Asking prices slip back in August
by Gill Montia
The average asking price of a UK home fell in August, after nudging up 0.6% in July.
Vendors shaved a typical £5,102, or 2.2%, off their ambitions as they adjusted to lower seasonal demand.
The decline took the average asking price back to £222,762, compared to £227,864 in July, although London saw a steeper slide at 3.8%, reducing the average asking price in the Capital to £387,265.
However, buyer interest remained strong with record traffic from “marginal” buyers, a group described by Rightmove as those with “restricted loan parameters”.
The “creditworthy” also kept the website busy, trawling for quality homes which remain in short supply.
The number of new sellers in the month to mid-August stood at 82,700, 23% fewer than in the same period of 2008 and “dramatically down” on pre-credit crisis numbers of 149,000 and 167,000 for 2007 and 2006 respectively.
The firm’s commercial director, Miles Shipside, comments: “In spite of pent up demand, the market and pricing is boxed in by restrictive lending criteria put in place to ration mortgages given the lack of funds available to lenders”

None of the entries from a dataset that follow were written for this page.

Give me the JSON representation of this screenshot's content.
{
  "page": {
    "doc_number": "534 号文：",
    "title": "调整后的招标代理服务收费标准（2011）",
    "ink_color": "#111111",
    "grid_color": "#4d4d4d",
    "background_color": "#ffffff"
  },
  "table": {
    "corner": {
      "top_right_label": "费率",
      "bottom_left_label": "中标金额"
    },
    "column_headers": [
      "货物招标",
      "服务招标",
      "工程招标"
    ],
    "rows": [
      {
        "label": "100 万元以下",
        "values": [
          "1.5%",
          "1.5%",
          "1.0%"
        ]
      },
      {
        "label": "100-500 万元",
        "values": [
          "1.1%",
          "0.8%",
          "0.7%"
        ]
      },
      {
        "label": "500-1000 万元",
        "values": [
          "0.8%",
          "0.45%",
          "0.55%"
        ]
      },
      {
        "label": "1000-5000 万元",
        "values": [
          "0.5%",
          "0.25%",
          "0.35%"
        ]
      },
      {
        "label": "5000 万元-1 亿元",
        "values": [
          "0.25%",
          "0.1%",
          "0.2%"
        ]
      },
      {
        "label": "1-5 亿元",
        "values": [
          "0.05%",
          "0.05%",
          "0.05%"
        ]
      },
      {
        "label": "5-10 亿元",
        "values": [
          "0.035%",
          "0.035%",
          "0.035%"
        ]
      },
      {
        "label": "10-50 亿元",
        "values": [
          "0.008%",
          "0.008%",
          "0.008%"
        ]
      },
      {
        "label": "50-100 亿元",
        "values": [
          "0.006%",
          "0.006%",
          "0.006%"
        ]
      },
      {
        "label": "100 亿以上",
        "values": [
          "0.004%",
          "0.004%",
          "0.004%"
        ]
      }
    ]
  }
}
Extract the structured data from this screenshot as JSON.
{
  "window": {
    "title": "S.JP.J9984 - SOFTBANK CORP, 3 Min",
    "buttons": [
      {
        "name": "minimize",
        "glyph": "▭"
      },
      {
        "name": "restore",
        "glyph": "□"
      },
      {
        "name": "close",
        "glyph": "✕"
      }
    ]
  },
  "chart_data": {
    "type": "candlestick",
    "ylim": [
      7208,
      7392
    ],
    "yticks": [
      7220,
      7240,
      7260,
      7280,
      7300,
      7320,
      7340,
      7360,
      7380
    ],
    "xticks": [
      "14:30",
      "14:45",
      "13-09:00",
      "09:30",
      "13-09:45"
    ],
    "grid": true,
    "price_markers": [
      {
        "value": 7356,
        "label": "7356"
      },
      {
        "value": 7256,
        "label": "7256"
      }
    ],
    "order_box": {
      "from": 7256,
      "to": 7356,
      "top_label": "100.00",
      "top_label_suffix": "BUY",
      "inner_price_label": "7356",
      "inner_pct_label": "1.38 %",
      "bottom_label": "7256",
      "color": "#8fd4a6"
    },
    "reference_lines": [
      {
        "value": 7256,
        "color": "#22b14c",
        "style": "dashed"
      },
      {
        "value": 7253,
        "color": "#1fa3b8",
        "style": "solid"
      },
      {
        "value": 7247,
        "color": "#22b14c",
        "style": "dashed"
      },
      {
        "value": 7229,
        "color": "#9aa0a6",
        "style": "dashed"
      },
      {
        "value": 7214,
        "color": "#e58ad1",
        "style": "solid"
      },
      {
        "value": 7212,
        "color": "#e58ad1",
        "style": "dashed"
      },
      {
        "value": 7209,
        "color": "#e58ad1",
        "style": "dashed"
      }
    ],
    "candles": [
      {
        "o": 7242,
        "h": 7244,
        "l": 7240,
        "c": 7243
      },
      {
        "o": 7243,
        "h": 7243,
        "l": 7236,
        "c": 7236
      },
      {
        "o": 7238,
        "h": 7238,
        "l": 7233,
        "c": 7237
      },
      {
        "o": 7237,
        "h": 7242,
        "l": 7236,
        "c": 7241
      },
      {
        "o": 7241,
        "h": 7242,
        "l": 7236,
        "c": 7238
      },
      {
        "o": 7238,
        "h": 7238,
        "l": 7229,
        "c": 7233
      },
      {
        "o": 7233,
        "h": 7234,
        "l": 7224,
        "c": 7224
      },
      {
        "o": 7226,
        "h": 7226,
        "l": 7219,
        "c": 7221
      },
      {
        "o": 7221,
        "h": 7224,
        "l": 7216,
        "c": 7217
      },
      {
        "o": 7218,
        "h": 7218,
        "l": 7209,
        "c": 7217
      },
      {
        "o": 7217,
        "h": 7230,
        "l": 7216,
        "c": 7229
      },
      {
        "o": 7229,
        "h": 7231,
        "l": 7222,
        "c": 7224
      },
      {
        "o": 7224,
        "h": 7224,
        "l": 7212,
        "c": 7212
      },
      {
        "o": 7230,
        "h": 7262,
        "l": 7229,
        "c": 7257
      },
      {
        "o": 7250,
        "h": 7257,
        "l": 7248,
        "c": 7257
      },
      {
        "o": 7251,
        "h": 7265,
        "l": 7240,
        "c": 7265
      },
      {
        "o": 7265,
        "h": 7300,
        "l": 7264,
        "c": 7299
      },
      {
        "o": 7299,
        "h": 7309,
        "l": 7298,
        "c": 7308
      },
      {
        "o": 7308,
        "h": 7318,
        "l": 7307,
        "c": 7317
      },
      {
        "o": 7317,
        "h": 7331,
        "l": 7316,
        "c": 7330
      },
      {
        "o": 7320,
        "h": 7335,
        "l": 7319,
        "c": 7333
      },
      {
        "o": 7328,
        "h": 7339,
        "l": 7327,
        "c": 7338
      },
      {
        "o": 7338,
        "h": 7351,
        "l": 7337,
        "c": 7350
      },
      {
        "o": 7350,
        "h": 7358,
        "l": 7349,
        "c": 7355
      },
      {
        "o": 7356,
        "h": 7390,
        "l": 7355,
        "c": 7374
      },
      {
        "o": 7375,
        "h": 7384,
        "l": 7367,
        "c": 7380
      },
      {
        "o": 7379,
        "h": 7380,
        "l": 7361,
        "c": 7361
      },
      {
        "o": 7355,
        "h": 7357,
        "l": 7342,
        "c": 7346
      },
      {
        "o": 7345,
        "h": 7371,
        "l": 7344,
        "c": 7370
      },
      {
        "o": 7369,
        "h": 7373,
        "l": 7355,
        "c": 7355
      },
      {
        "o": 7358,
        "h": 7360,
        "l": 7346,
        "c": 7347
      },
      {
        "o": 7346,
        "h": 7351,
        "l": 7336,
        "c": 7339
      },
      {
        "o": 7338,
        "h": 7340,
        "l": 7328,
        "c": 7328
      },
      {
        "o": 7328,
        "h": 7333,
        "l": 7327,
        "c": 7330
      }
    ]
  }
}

In a gloomy summary he adds that future price and transaction growth is governed by the “bottleneck” of mortgage availability, with change unlikely even in the medium term.
Referring to recent research from the Centre for Economics and Business Research, Mr Shipside concedes that mortgage application levels could “remain well below the levels seen in the early part of this decade as far ahead as 2013.”